System giant to pile on the pressure
Billed as a merger of equals, the hook-up between US telecommunications giant Lucent Technologies and its French counterpart Alcatel has been five years in the making.
Back in 2001, merger of equals may have been an accurate description. But Alcatel has outperformed Lucent since then and has effectively taken over the US company. Alcatel will have a 60% shareholding once the merger has cleared regulatory and shareholder approvals, and although Lucent CEO Patricia Russo will be at the helm, she will be moving across the Atlantic and becoming a Parisienne.
Broadly speaking, the two companies have a range of complementary systems that, coupled with the ideal geographic breakdown of sales that the combined entity will have, makes the merger look good on paper. And while both companies have long since moved away from the vertically-integrated corporate structures that saw them build III-V wafer fabrication facilities in the 1990s, the deal will still have a profound effect at the chip level.
Lucent and Alcatel have massive strength in both wireless and optical networks that rely on III-V technologies, but it is in the optical components sector that the effects will be most noticeable.
Product overlap appears minimal in the big-picture view, but that isn t quite the case with the optical offerings. According to Ovum-RHK analyst Daryl Inniss, both Lucent and Alcatel have long-haul (over 1000 km) solutions, both are active at what he calls the "optical edge", where technologies such as FibreChannel and Gigabit Ethernet dominate, and both supply metropolitan systems. Some of those systems will inevitably become redundant.
Nevertheless, Inniss says that the solid growth seen in the fiber-optic components sector for the past two years will continue, despite some initial negative impact caused by system redundancy. A much bigger effect is likely to be noticed in component and module selling prices. "The merger is going to strengthen the customer base, and a bigger system vendor will be able to apply more price pressure," he said. If, as seems likely, there are more mergers among systems companies, then that pressure will only be compounded.
Inniss reckons that this will effectively mean survival of the biggest for the remaining component vendors, as the merged Lucent and Alcatel would want to minimize the number of vendors it deals with and ideally use one supplier for all of its optical needs: "To better control its supply chain and decrease its costs, [the merged company] would want fewer, and more stable, suppliers," he argued. "JDSU is the only supplier that you could call a one-stop shop for optical solutions and it stands to benefit."

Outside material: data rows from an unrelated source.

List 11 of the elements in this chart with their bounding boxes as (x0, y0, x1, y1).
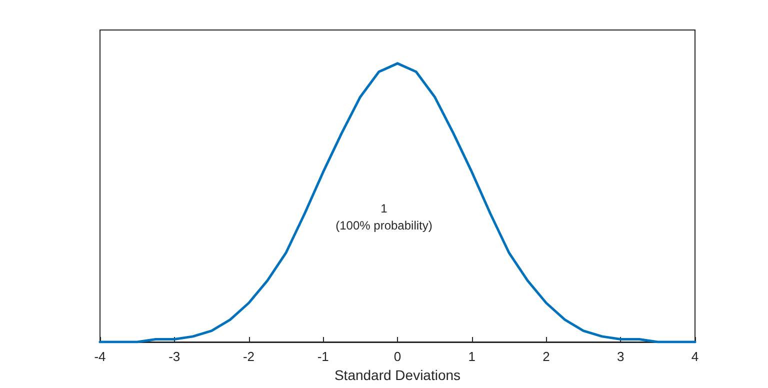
x-tick-label: 2 (542, 349, 550, 364)
x-tick-label: -1 (317, 349, 329, 364)
annotation: 1 (100% probability) (336, 202, 432, 232)
x-tick-label: -2 (242, 349, 255, 364)
x-tick-label: 0 (394, 349, 402, 364)
x-tick-label: -3 (168, 349, 180, 364)
x-axis-title: Standard Deviations (334, 366, 461, 383)
x-tick-label: 1 (468, 349, 476, 364)
x-tick-label: -4 (94, 349, 106, 364)
x-tick-label: 4 (691, 349, 699, 364)
x-tick-label: 3 (617, 349, 624, 364)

With Alcatel in control it might seem that Avanex, the Fremont, CA, company that acquired Alcatel s wafer fabs in 2003, could also stand to benefit from the merger. But although Avanex inherited strong technologies in the long-haul DWDM sector, Inniss says that the firm has been hampered by a weakness in its transceiver portfolio for the datacoms and access parts of the networks, and applications such as FibreChannel. "Avanex is one that could be in trouble," said the analyst.
That does not mean to say that Avanex will go out of business. Alcatel still has a major stake in the company, a supply contract that does not expire until late 2007, and its long-haul systems rely on Avanex expertise. Much more likely is a merger or acquisition that sees Avanex become part of a larger business of the kind that Alcatel and Lucent would want to deal with.
But who would buy Avanex? JDSU has a highly acquisitive history, but probably does not need to add the Avanex technologies to its portfolio. A more likely candidate, at least when considering product lines alone, would be Avago Technologies, the Agilent spin-off. Whether or not that is a likely deal will largely depend on the financial details and cash positions involved, but the mix of VCSEL-based datacom solutions from Avago and long-haul DWDM products from Avanex would make a good fit in theory, says Inniss.
Alcatel CEO Serge Tchuruk and Russo both say that the ability to spend more on research and development is the leading reason behind their deal. Since neither company now runs a components business, that won t mean more money for chip development directly, but the lasers, amplifiers and detectors that underpin the optical network remain critical.
Much of that optical innovation originated at Lucent-owned Bell Labs, which will now be divided in two. III-V research is likely to continue at the portion of Bell Labs dedicated to US government research, which is considered to be too sensitive to fall into French hands. It will become a separate entity in its own right, while the remaining portion will surely focus on network-level innovation.
Whatever happens, the era of Bell Labs as a driving force in the commercial semiconductor world looks to be over. The birthplace of the laser and transistor must now look forward to new challenges and serving new masters. "This is a defining moment in the industry," said Russo. "It is on the cusp of a switch to all-IP networks - for voice, data, video and text."
That switch will ultimately drive production of III-V fiber-optic components to much higher volumes than today. In the short term it will put intense pressure on the weakest of the remaining component vendors.